La comunicación, que trascendió pasado el mediodía del lunes 7 de enero, inicialmente se creyó de corta duración, pero Petro aclaró que fue considerablemente más extensa —alrededor de una hora o más— y que permitió plantear directamente temas que habían tensado las relaciones bilaterales en los últimos meses.
En medio de un ambiente de crisis diplomática y política entre Bogotá y Washington —agudizado por acusaciones mutuas, sanciones y un fuerte deterioro en la cooperación tradicional entre ambos países— la llamada marcó el primer contacto directo entre Petro y Trump desde que este último asumió la presidencia estadounidense.
Desde la Plaza de Bolívar, ante quienes participaban de una manifestación en defensa de la soberanía nacional convocada por el gobierno colombiano, Petro relató los detalles de la conversación con Trump y destacó que, pese a la dureza de algunos intercambios públicos previos, el diálogo fue respetuoso.
“Hoy hemos hablado por teléfono por primera vez desde que soy presidente. Duró como una hora o más. Trump me dejó hablar; traté de no hablar tanto”, afirmó Petro entre risas y aplausos, enfatizando la intención de restablecer canales de comunicación formal entre los gobiernos.
El mandatario colombiano aseguró que durante la conversación abordó dos temas principales: la lucha contra el narcotráfico y la situación geopolítica en Venezuela, especialmente tras recientes acciones militares en la región y tensiones por la captura del presidente venezolano Nicolás Maduro por fuerzas estadounidenses.
PUNTOS DE FRICCIÓN Y GESTOS DE DISTENSIÓN
Petro destacó que, tras meses de tensiones —incluidas sanciones y fuertes críticas públicas entre ambos líderes— la llamada fue un paso para restituir el diálogo entre cancillerías y las presidencias. «Si no se dialoga, hay guerra», dijo, apelando a la historia de Colombia para subrayar la importancia de la diplomacia.
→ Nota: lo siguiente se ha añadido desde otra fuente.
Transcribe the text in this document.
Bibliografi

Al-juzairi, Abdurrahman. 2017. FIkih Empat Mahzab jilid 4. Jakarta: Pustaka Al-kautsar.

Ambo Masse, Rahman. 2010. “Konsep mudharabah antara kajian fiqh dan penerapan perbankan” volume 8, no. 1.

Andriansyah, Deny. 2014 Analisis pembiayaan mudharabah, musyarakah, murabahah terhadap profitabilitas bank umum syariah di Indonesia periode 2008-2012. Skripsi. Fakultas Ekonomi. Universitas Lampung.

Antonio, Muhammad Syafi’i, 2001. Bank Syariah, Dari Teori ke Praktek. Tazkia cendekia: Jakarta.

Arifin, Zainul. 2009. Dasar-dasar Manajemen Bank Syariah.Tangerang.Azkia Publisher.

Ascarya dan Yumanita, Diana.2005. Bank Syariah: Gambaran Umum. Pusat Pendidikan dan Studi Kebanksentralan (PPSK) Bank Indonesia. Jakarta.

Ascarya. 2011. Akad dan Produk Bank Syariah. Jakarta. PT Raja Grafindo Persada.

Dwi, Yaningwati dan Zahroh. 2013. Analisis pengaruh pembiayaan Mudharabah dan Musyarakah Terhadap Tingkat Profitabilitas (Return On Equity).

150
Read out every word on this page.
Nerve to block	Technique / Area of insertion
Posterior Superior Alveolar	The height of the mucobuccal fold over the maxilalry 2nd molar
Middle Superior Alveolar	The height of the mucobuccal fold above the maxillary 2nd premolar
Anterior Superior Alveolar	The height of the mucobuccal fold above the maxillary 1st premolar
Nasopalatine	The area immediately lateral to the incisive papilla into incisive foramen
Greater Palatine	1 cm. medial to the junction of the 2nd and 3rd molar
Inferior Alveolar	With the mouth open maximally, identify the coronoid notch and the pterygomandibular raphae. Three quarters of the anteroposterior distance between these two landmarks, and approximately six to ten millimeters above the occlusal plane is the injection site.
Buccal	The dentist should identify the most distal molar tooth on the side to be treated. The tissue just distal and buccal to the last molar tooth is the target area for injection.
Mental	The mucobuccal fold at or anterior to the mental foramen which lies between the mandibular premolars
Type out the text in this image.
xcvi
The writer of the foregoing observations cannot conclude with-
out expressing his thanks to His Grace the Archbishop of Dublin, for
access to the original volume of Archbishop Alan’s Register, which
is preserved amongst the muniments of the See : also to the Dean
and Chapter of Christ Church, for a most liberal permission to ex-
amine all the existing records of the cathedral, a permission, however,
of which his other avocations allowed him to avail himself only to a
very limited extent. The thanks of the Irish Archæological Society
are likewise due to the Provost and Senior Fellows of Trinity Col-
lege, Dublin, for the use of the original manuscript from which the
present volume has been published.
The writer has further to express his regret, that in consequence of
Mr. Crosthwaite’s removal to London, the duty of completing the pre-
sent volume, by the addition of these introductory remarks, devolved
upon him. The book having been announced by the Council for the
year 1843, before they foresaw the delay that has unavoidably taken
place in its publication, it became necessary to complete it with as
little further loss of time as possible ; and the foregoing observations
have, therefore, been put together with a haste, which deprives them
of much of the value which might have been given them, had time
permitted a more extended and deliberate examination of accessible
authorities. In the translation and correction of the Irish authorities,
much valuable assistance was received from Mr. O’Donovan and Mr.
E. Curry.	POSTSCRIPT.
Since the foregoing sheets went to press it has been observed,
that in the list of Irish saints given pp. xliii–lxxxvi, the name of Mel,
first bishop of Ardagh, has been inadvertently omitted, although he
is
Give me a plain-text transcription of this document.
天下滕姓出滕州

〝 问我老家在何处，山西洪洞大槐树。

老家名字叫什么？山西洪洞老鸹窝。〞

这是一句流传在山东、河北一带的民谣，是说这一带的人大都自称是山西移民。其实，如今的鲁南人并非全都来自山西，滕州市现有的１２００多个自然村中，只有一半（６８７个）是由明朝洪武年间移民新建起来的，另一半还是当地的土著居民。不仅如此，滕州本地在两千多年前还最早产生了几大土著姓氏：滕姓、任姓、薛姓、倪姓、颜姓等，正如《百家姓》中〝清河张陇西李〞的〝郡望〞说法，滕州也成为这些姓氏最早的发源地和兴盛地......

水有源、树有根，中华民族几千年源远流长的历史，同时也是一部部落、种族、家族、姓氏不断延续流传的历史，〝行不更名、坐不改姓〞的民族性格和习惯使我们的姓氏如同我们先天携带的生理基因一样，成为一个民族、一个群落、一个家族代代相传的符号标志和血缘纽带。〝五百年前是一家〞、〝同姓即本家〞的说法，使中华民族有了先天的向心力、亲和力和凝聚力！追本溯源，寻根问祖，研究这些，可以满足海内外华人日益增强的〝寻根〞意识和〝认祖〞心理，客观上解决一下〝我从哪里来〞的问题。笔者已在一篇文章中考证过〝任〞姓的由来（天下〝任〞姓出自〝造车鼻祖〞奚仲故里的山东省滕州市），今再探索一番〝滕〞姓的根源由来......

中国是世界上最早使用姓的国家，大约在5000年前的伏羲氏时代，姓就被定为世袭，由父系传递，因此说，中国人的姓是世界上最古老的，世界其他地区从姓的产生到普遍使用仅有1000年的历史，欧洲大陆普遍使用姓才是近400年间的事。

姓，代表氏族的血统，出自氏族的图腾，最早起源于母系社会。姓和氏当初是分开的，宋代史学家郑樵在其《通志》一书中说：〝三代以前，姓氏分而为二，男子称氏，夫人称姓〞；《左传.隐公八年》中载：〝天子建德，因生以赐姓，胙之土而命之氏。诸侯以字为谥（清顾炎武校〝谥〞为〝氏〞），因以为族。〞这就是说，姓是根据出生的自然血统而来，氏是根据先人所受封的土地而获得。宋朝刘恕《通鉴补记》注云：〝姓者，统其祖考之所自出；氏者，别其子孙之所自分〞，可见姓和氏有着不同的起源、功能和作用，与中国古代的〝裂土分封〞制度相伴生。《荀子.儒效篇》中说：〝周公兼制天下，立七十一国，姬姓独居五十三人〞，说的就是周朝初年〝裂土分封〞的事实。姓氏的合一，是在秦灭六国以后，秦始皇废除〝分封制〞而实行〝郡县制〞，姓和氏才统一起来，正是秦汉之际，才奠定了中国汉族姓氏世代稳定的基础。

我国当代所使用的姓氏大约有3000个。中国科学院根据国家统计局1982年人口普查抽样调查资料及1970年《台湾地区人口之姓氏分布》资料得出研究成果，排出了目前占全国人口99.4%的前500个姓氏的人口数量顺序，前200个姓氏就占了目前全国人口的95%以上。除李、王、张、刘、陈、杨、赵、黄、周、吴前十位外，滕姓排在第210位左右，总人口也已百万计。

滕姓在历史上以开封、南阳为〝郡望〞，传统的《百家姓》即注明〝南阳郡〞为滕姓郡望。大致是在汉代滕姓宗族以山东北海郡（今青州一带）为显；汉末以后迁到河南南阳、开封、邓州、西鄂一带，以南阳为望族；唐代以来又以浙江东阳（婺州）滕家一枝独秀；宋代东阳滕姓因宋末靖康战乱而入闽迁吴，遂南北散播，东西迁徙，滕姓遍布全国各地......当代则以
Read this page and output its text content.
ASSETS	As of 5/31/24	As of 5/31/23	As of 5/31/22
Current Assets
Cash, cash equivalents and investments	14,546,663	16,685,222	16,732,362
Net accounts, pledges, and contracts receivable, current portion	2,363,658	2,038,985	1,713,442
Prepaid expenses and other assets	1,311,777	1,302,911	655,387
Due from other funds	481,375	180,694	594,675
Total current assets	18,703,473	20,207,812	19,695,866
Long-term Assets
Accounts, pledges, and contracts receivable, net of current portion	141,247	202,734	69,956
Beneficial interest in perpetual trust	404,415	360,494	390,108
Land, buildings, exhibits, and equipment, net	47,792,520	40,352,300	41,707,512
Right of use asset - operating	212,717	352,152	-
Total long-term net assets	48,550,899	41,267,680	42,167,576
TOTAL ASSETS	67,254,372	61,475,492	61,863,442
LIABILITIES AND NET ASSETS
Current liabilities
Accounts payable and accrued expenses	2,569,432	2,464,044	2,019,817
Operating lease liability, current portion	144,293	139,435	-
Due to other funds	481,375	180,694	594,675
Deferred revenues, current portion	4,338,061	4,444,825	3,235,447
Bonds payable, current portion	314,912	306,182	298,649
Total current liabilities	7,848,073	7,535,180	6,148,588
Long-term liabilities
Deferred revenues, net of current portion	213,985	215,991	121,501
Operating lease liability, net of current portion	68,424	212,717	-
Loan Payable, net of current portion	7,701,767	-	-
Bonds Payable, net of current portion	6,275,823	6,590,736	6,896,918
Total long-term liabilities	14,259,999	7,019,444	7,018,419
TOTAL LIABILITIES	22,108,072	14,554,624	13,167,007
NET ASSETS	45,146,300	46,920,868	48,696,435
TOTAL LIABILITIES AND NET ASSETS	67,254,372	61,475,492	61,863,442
Según el presidente colombiano, en la conversación también hubo referencias a acuerdos sobre acciones conjuntas relacionadas con asuntos de seguridad, incluyendo lo que catalogó como coordinación con Maduro en acciones militares en regiones limítrofes como Catatumbo, aunque esa versión no ha sido confirmada en detalle por Washington.
Petro mencionó también logros de su gestión en materia de lucha contra el narcotráfico, asegurando que se habían extraditado 700 traficantes bajo su mandato, entre ellos, en referencia coloquial, el hermano de una figura política de relevancia nacional.
INVITACIÓN A LA CASA BLANCA Y PREPARATIVOS DEL ENCUENTRO
Tras la llamada, Donald Trump anunció que están arreglando una visita oficial de Petro a la Casa Blanca, en Washington, como parte de un intento por aplacar tensiones y restablecer relaciones diplomáticas de alto nivel.
Fuentes oficiales citadas por Petro señalaron que el secretario de Estado estadounidense Marco Rubio y la ministra de Relaciones Exteriores de Colombia, Rosa Villavicencio, están afinando detalles logísticos y protocolarios para que se concrete el esperado cara a cara entre los mandatarios.
Petro calificó la invitación como “una oportunidad para buscar salidas conjuntas a las tensiones diplomáticas”, y se mostró optimista sobre los resultados del diálogo que se avecina.
MIRADA REGIONAL: VENEZUELA Y DIÁLOGO TRIPARTITO
Además de los temas bilaterales, el jefe de Estado colombiano reveló que en la llamada conversó sobre la actual presidenta de Venezuela —Delsi Rodríguez, recientemente juramentada— con el objetivo de abrir un canal de diálogo tripartito entre Colombia, Estados Unidos y Venezuela. Petro dijo que la había invitado a Colombia para avanzar en esa agenda.
Contexto: La relación entre Colombia y Estados Unidos se había deteriorado en 2025 con sanciones, revocación de visas y fuertes declaraciones públicas entre Petro y Trump, lo que marcó una de las mayores crisis diplomáticas entre ambos países en décadas. La llamada de este 7 de enero representa un intento notable de desescalar y replantear la cooperación estratégica bilateral.